With this new Crossrail line connecting East London to West London, there will be a 10% increase in London’s rail capacity, which should reduce pressure on heavily congested lines. Crossrail will improve the quality of peoples’ journey and enable an extra 1.5 million people living in the suburbs to reach central London for work, business and leisure.
The scale of this rail project is enormous and the 118km of track has demanded the support of 10,000 skilled engineers, designers and construction workers so far. Specialist teams will improve the journey on this network by updating existing tracks and routes through the capital, to make travel by train much more direct and efficient.Space in the city is limited which is why a significant part of the Crossrail network is being built underground. This has required extensive tunnelling and excavation work to prepare the space for the installation of the new line. Between Paddington and Stratford, 42 kilometres of tunnels have been built to accommodate the Crossrail line which goes via the busiest stations in London.
To accommodate an extra 1.5 million passengers on the Crossrail line, 200 metre long trains will run up to 24 times an hour in each direction, with the capacity for this to increase further if and when demand necessitates.

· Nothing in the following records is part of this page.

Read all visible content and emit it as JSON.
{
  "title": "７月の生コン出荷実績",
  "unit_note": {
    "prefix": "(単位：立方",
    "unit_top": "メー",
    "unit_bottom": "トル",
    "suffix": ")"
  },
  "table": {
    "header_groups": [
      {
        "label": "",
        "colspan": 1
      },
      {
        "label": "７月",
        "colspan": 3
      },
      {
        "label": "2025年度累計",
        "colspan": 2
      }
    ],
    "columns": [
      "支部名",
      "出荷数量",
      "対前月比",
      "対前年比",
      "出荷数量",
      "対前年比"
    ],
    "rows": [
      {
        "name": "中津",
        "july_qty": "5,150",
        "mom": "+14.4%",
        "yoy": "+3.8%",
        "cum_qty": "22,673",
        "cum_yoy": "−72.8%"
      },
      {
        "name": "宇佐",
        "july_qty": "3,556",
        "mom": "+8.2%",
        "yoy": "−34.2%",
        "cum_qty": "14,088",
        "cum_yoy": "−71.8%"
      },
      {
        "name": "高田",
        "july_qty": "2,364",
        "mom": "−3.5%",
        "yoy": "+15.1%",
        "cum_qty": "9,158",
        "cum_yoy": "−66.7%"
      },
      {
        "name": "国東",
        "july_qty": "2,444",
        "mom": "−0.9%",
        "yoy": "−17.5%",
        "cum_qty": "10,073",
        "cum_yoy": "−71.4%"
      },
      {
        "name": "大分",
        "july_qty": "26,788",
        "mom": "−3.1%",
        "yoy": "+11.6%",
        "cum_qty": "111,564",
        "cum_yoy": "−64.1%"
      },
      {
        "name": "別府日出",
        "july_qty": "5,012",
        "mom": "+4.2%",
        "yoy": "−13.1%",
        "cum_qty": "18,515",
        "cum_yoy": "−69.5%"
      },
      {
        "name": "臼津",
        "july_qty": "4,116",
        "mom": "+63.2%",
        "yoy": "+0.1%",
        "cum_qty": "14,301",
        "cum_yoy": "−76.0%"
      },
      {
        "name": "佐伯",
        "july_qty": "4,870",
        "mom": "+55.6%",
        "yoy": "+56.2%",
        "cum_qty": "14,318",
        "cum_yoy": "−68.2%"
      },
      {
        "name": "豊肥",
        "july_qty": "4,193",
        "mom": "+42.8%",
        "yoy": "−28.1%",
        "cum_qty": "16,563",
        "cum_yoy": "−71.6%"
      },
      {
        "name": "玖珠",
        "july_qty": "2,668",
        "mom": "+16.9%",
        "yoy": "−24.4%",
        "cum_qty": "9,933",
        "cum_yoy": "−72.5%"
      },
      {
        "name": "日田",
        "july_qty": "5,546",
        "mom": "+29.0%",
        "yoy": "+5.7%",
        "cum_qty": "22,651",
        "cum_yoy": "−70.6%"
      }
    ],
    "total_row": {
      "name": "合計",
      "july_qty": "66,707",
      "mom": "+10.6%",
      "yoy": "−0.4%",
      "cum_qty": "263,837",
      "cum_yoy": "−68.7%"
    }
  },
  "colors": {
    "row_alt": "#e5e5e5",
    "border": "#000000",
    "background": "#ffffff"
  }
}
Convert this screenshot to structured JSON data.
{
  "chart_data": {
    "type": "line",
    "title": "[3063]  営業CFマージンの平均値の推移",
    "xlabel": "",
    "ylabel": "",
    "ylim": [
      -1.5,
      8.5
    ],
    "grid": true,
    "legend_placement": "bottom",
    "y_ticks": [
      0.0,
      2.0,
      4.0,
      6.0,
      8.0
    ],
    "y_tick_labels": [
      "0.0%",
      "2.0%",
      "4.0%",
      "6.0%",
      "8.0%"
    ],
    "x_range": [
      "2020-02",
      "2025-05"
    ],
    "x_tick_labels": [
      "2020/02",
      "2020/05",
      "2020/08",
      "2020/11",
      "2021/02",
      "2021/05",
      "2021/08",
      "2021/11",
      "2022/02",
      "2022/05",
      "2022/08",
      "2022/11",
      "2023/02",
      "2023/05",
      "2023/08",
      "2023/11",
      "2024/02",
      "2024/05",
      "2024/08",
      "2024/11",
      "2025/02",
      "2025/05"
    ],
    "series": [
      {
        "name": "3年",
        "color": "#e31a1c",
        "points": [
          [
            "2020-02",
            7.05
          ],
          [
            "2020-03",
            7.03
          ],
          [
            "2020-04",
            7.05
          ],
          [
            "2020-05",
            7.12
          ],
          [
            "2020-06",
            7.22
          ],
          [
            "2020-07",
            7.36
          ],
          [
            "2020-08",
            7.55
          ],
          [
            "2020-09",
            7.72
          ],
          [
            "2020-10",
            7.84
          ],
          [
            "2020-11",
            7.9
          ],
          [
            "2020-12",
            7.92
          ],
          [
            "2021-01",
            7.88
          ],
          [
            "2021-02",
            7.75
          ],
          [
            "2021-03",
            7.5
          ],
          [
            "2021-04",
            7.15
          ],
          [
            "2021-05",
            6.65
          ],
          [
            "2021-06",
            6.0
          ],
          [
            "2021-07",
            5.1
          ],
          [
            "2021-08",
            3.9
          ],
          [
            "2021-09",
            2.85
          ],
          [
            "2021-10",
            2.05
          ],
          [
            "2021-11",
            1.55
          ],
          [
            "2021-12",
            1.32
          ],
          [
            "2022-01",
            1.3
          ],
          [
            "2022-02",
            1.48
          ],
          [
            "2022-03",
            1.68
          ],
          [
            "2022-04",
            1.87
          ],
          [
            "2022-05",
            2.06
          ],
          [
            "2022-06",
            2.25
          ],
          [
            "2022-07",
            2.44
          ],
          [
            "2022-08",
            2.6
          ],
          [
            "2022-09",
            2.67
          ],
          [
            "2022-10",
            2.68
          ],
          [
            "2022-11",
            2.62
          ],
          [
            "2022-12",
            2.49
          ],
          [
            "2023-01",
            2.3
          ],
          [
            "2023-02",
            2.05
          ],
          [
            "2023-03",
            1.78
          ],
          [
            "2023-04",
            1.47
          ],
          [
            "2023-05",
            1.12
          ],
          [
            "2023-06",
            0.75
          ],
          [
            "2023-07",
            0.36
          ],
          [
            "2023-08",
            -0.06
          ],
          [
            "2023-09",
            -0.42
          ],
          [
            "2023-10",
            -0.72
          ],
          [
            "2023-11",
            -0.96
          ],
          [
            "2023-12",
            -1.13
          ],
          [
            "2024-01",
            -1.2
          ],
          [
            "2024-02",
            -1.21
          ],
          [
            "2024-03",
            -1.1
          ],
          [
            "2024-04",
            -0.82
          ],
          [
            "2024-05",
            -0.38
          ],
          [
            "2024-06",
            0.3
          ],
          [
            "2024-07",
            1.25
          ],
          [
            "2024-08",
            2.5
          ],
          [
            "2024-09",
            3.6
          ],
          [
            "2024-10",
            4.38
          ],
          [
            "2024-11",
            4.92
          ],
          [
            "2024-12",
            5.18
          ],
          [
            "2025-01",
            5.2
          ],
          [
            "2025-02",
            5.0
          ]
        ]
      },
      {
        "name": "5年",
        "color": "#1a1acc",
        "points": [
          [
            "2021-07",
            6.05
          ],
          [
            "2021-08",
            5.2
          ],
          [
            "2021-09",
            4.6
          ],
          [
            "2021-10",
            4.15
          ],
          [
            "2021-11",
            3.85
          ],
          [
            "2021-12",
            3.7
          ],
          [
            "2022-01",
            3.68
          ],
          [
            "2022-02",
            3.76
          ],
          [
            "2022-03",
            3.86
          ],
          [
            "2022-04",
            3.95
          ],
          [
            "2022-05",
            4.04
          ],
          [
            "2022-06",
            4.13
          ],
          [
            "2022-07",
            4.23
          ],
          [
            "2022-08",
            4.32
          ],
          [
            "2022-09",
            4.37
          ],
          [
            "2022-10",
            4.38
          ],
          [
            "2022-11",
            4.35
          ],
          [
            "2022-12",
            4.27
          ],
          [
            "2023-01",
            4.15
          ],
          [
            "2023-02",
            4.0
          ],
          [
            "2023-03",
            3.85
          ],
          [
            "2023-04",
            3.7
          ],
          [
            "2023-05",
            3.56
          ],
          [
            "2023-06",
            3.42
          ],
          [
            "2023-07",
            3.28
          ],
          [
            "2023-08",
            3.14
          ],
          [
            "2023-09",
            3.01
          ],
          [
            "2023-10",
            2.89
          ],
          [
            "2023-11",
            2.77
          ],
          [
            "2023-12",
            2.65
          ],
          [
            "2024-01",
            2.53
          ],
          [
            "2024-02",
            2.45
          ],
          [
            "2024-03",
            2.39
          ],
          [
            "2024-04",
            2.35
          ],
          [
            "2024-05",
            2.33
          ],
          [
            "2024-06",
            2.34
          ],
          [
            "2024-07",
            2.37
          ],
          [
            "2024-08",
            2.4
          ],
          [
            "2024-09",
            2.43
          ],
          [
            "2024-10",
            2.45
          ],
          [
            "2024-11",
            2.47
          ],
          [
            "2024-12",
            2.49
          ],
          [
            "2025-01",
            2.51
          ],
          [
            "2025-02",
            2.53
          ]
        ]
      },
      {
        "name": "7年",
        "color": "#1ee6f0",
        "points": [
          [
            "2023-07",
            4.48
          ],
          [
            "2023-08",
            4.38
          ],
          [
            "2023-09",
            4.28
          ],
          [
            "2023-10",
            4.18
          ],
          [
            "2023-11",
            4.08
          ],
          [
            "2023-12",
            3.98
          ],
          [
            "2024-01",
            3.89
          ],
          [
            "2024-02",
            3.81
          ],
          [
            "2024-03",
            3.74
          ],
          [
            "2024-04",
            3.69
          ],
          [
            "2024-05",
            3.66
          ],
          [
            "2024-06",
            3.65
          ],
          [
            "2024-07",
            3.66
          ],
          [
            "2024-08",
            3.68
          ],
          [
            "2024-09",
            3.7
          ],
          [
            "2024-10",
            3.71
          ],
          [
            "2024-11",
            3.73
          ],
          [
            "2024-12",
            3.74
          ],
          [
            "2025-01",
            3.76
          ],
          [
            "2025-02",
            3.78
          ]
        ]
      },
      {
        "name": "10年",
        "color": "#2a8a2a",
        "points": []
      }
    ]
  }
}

Part of the investment will go into stations around London, the biggest transformation will be the four story leisure complex ‘Crossrail Place’ being built at Canary Wharf. These improvements will enhance the commuter journey and contribute to the overall legacy of this billion pound rail project.
This new rail network will prevent people having to change trains as they cross London and will reduce overall congestion on the busiest lines in the UK by increasing capacity over 10%. More people will have better, direct and efficient access to and from the capital city centre as a result.
Between 2008-2013 there was a 41% increase in planning applications which have been approved as a result of the project, so Crossrail is having a positive impact on the local community. It is estimated that the new railway line could add more than £5.5 billion worth of value to commercial and residential properties in the area.
The scale of the Crossrail project requires skilled people and the project has opened up opportunities for more than 400 apprentices so far. The Tunnelling and Underground Construction Academy (TUCA) has been established specifically for this project to train construction workers and engineers in the specialist skills needed for tunnelling. Crossrail’s support of gaining essential skills and qualifications for rail engineering should contribute to the industry as a whole over a long term period.
The Crossrail project is benefiting the UK because more than 95% of the construction and engineering contracts have been given to British companies, 61% of which are based outside of London. The project is as environmental as possible, with 95% of the excavated waste going back into nature reserves and nature facilities. Similarly, the longer trains have been based on previous designs so minimal changes have to be made during production.